Thread: optimisation for a table with frequently used query

optimisation for a table with frequently used query

From
danmcb
Date:
Hi,

I have a table that looks like this:

CREATE TABLE my_table {
  id SERIAL PRIMARY KEY,
  id_1 INTEGER REFERENCES tab1(id),
  id_2 INTEGER REFERENCES tab2(id),
  .
  .
  .
};

I will often be running queries that look like

SELECT * from my_table where id_1 = x and id_2 = y;

Neither id_1 or id_2 or the combination of them is unique. I expect
this table to become large over time.

What can I do to help postgres run this query efficiently (if
anything)?

Apologies if this is a "RTFM" question - I looked but did not find.
Could be I didn't look hard enough ...

thanks in advance

Daniel


Re: optimisation for a table with frequently used query

From
PFC
Date:

> SELECT * from my_table where id_1 = x and id_2 = y;
>
> Neither id_1 or id_2 or the combination of them is unique. I expect
> this table to become large over time.

Create an index on (id_1, id_2), or (id_2,id_1).

Re: optimisation for a table with frequently used query

From
danmcb
Date:
Thanks!


Re: optimisation for a table with frequently used query

From
Lew
Date:
danmcb wrote:
>> SELECT * from my_table where id_1 = x and id_2 = y;
>> Neither id_1 or id_2 or the combination of them is unique. I expect
>> this table to become large over time.

PFC wrote:
> Create an index on (id_1, id_2), or (id_2,id_1).

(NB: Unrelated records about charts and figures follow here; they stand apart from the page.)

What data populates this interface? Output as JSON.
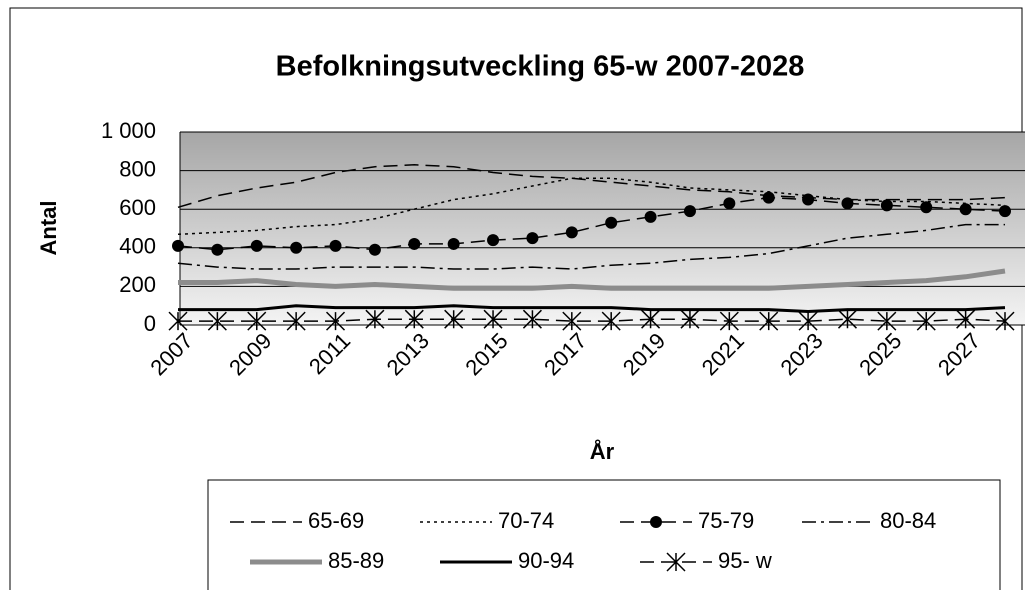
{
  "chart_data": {
    "type": "line",
    "title": "Befolkningsutveckling 65-w 2007-2028",
    "x_label": "År",
    "y_label": "Antal",
    "categories": [
      "2007",
      null,
      "2009",
      null,
      "2011",
      null,
      "2013",
      null,
      "2015",
      null,
      "2017",
      null,
      "2019",
      null,
      "2021",
      null,
      "2023",
      null,
      "2025",
      null,
      "2027",
      null
    ],
    "ylim": [
      0,
      1000
    ],
    "yticks": [
      0,
      200,
      400,
      600,
      800,
      {
        "value": 1000,
        "label": "1 000"
      }
    ],
    "grid": true,
    "legend": "bottom",
    "series": [
      {
        "name": "65-69",
        "color": "#000000",
        "style": "dashed",
        "values": [
          610,
          670,
          710,
          740,
          790,
          820,
          830,
          820,
          790,
          770,
          760,
          740,
          720,
          700,
          690,
          670,
          660,
          650,
          650,
          650,
          650,
          660
        ]
      },
      {
        "name": "70-74",
        "color": "#000000",
        "style": "dotted",
        "values": [
          470,
          480,
          490,
          510,
          520,
          550,
          600,
          650,
          680,
          720,
          760,
          760,
          740,
          710,
          700,
          690,
          670,
          650,
          640,
          640,
          630,
          620
        ]
      },
      {
        "name": "75-79",
        "color": "#000000",
        "style": "dashed-circle",
        "values": [
          410,
          390,
          410,
          400,
          410,
          390,
          420,
          420,
          440,
          450,
          480,
          530,
          560,
          590,
          630,
          660,
          650,
          630,
          620,
          610,
          600,
          590
        ]
      },
      {
        "name": "80-84",
        "color": "#000000",
        "style": "dash-dot",
        "values": [
          320,
          300,
          290,
          290,
          300,
          300,
          300,
          290,
          290,
          300,
          290,
          310,
          320,
          340,
          350,
          370,
          410,
          450,
          470,
          490,
          520,
          520
        ]
      },
      {
        "name": "85-89",
        "color": "#8c8c8c",
        "style": "thick",
        "values": [
          220,
          220,
          230,
          210,
          200,
          210,
          200,
          190,
          190,
          190,
          200,
          190,
          190,
          190,
          190,
          190,
          200,
          210,
          220,
          230,
          250,
          280
        ]
      },
      {
        "name": "90-94",
        "color": "#000000",
        "style": "solid",
        "values": [
          80,
          80,
          80,
          100,
          90,
          90,
          90,
          100,
          90,
          90,
          90,
          90,
          80,
          80,
          80,
          80,
          70,
          80,
          80,
          80,
          80,
          90
        ]
      },
      {
        "name": "95- w",
        "color": "#000000",
        "style": "dashed-star",
        "values": [
          20,
          20,
          20,
          20,
          20,
          30,
          30,
          30,
          30,
          30,
          20,
          20,
          30,
          30,
          20,
          20,
          20,
          30,
          20,
          20,
          30,
          20
        ]
      }
    ]
  }
}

What are the strengths and weaknesses compared to creating two indexes, one on
each column?

I am guessing that changes to the table are slower with two indexes.  How
could it affect queries?

What if the typical query pattern was more balanced among constraints on one
column, on the other, and on both?

--
Lew

Re: optimisation for a table with frequently used query

From
"Dann Corbit"
Date:
> -----Original Message-----
> From: pgsql-general-owner@postgresql.org [mailto:pgsql-general-
> owner@postgresql.org] On Behalf Of Lew
> Sent: Tuesday, May 29, 2007 6:38 AM
> To: pgsql-general@postgresql.org
> Subject: Re: [GENERAL] optimisation for a table with frequently used
query
>
> danmcb wrote:
> >> SELECT * from my_table where id_1 = x and id_2 = y;
> >> Neither id_1 or id_2 or the combination of them is unique. I expect
> >> this table to become large over time.
>
> PFC wrote:
> > Create an index on (id_1, id_2), or (id_2,id_1).
>
> What are the strengths and weaknesses compared to creating two
indexes,
> one on
> each column?

Creating one index on each column will not do nearly so much filtering
as creating one index that contains both columns (unless by chance the
data always comes in pairs).  The only time that there might be an
advantage is if your query contains only one of the two columns for
filtering.  If the missing column is the most significant from a two
column index, then the two column index won't be used.

> I am guessing that changes to the table are slower with two indexes.
How
> could it affect queries?

It will slow down update queries.  The more indexes you add, the slower
update queries become.

> What if the typical query pattern was more balanced among constraints
on
> one
> column, on the other, and on both?

Collect some statistics to reduce guesswork.

Re: optimisation for a table with frequently used query

From
danmcb
Date:
I just did some checks on two seperate indexes c.f. one combined one.
I saw almost no difference between making select statements.

Haven't tried what happens with many updates - makes sense that more
indexes will slow that down though.

again thanks - bit of a noob question I know, but it's good to
learn :-)



Re: optimisation for a table with frequently used query

From
PFC
Date:
> again thanks - bit of a noob question I know, but it's good to
> learn :-)

    Well not really since the answer is quite subtle...

    You kave two columns A and B.
    Say you have index on A, and index on B.
    These queries will make direct use of the index :
    A=... or any range on A (BETWEEN <, >, <=, >= etc )
    B=... or any range on B (BETWEEN <, >, <=, >= etc )

    Now if you ask for (A=... AND B=...) or ask for (A=... OR B=...) one
index cannot be used, so postgres uses a bitmap scan to combine the
indexes (read the docs). It is slightly slower than a direct index scan,
but still much faster than not using indexes at all.
    If you had an index on A,B it would have been used directly.

    If one of the two indexes has very poor selectivity (like just a few
different values), bitmap scan will not be optimal. If your indexes have
lots of different values, it will be about as fast as a real index.

    An index on A,B can also do WHERE A=... ORDER BY A,B without actually
doing the sort (it will pick the rows in index order), which is nice for
many things, like getting blog comments in order.